De pronto cumpriu o prometido na campanha eleitoral criando o Ministério dos Povos Indígenas (MPI), nomeando a indígena Sônia Guajajara para coordená-lo. Na presidência da Fundação Nacional dos Povos Indígenas (Funai), pôs Joenia Wapichana, advogada e ex-deputada federal por Roraima, estado onde o genocídio Yanomami parece ter se naturalizado.

Depois dos cem dias de governo, notou-se que a doçura no trato das questões indígenas cedeu lugar ao amargor da política.

A estrutura ministerial, montada tão somente a partir dos discursos, acabou fragilizada pela falta de recursos orçamentários e ausência de um plano de ação. E, na sequência dos dias, foi sendo atropelada e deslegitimada, por dentro e por fora do governo, retirando-se do MPI a sua principal atribuição: a de analisar os procedimentos de demarcações das terras e declará-los como válidos ou não através de portarias específicas.

No âmbito das políticas públicas assistenciais verifica-se, depois de seis meses, pouca efetividade e quase nenhuma mudança em relação ao ano de 2022.

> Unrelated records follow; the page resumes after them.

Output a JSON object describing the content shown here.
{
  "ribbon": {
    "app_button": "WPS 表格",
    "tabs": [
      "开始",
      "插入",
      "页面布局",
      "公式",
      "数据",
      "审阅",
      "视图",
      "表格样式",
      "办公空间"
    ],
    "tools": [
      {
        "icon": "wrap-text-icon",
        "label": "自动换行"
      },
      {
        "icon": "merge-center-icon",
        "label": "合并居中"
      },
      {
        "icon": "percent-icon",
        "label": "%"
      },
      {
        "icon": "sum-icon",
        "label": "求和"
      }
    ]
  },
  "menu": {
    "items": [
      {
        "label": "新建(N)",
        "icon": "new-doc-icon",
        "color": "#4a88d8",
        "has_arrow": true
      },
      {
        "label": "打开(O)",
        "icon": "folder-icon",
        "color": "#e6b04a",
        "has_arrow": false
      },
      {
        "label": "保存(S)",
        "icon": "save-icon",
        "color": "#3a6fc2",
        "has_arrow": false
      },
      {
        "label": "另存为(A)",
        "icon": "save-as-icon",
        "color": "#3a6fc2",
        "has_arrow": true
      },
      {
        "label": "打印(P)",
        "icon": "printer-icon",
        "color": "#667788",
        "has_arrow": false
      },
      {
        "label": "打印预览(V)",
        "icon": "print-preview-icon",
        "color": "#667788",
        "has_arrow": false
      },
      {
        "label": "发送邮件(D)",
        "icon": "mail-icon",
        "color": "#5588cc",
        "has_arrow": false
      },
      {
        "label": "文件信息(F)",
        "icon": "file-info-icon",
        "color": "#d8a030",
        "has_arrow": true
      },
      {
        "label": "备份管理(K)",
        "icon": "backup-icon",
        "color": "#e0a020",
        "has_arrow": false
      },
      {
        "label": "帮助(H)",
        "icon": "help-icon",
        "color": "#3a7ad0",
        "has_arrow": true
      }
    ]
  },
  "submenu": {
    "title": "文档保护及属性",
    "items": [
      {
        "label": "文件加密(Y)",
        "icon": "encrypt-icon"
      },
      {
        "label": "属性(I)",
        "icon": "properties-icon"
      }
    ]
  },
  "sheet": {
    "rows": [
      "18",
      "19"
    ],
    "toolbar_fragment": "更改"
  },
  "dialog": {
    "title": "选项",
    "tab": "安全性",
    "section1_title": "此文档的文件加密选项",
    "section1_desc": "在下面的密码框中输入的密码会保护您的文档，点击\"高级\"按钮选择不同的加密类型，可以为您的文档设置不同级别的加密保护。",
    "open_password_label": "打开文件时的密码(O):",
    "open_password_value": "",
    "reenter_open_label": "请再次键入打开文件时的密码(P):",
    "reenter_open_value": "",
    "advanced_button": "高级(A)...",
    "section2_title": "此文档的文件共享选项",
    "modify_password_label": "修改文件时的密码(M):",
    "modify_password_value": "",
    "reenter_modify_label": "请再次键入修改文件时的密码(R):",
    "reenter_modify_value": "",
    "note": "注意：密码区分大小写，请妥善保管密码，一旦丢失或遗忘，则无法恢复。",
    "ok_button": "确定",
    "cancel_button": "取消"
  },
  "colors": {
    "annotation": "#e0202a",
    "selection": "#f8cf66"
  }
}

Nas comunidades que vivem nas margens, ou seja, do lado de fora de seus territórios originários – realidades típicas no Rio Grande do Sul, Santa Catarina, Paraná, São Paulo, Mato Grosso do Sul e em praticamente todos os estados do Nordeste –, persiste o processo de vulnerabilização através da omissão comissiva e da negligência da União. Nelas não há água potável, coleta de lixo, espaço de lazer, escolas, postos de atendimento à saúde, não há terra e falta o alimento de cada dia. E, o mais doloroso, não se percebe, neste tempo que era de esperanças, qualquer plano de ação emergencial com o objetivo de responder a essas situações degradantes.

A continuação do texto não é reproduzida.